Why do organizations need leaders? If you think about leadership from a tribal, institutional, or even market perspective, then it is about controlling information and appropriately using the power you have been given, in order to achieve the organization’s aims. But communications have changed that, as we move into the network era, a move that had its foreshadowing with the invention of the printing press, and has been accelerating with every electronic medium invented since. As author and historian, Gwynne Dyer, has noted, “Tyranny was the solution to what was essentially a communications problem.”
Modern democracy first appeared in the West only because the West was the first part of the world to develop mass communications. It was a technological advantage, not a cultural one – and as literacy and the technology of mass communications have spread around the world, all the other mass societies have begun to reclaim their heritage too. – Gwynne Dyer
While tribes were mostly cooperative, sharing freely amongst themselves, they had a near horizon for sharing, and were usually patriarchal for major decision-making.
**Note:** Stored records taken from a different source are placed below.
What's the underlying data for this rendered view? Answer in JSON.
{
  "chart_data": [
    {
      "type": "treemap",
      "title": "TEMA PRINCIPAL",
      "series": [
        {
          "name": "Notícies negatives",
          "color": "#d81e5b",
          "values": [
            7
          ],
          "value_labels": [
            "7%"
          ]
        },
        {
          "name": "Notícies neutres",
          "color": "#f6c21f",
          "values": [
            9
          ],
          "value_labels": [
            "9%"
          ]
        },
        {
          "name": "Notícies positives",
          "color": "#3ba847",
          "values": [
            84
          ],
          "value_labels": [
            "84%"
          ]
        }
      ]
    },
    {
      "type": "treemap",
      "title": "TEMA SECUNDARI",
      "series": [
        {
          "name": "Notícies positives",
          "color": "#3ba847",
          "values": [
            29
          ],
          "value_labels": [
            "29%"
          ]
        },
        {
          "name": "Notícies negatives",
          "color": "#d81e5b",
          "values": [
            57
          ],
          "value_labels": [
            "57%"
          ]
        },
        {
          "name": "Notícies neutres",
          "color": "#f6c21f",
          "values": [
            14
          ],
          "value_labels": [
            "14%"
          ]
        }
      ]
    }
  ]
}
In networks, these tribal tendencies for control are not optimal. Neither are the more sophisticated control methods of institutions and those of markets. Thinking that the role of leadership is to act and make short-term decisions misses out on how well fully functioning human networks can deal with most problems without intervention from above. When managers and executives get involved, they often make things worse for those doing the day-to-day work. This is even more pronounced when those doing the work are connected to their peers in social networks and communities of practice that have established and trusted knowledge-sharing practices.
The real job of leaders today is to “hold the space”, and in order to hold it they need to first establish a space where connections are flourishing. Learning is connecting. In the network era:
- Leaders help make connections.
- Leaders are network weavers.
- Leaders model good learning behaviours.
- Leaders practice personal knowledge mastery.
Leaders do not waste their time with busy work, doing things that are best left to others. There is no more need for absolute rulers (tyrants) in the workplace. The measure of effective leadership is whether the organization can deal with exceptions and emergencies without the leader present. Good leaders are like good parents, letting go of control over time. Unless your organization is still an infant, it should not need leaders making decisions every day. If you are in a leadership position, what are doing to make your current role redundant so that you can move to the next level of personal development, not the next level in the hierarchy? Hierarchies and leadership by position are passé in the network era.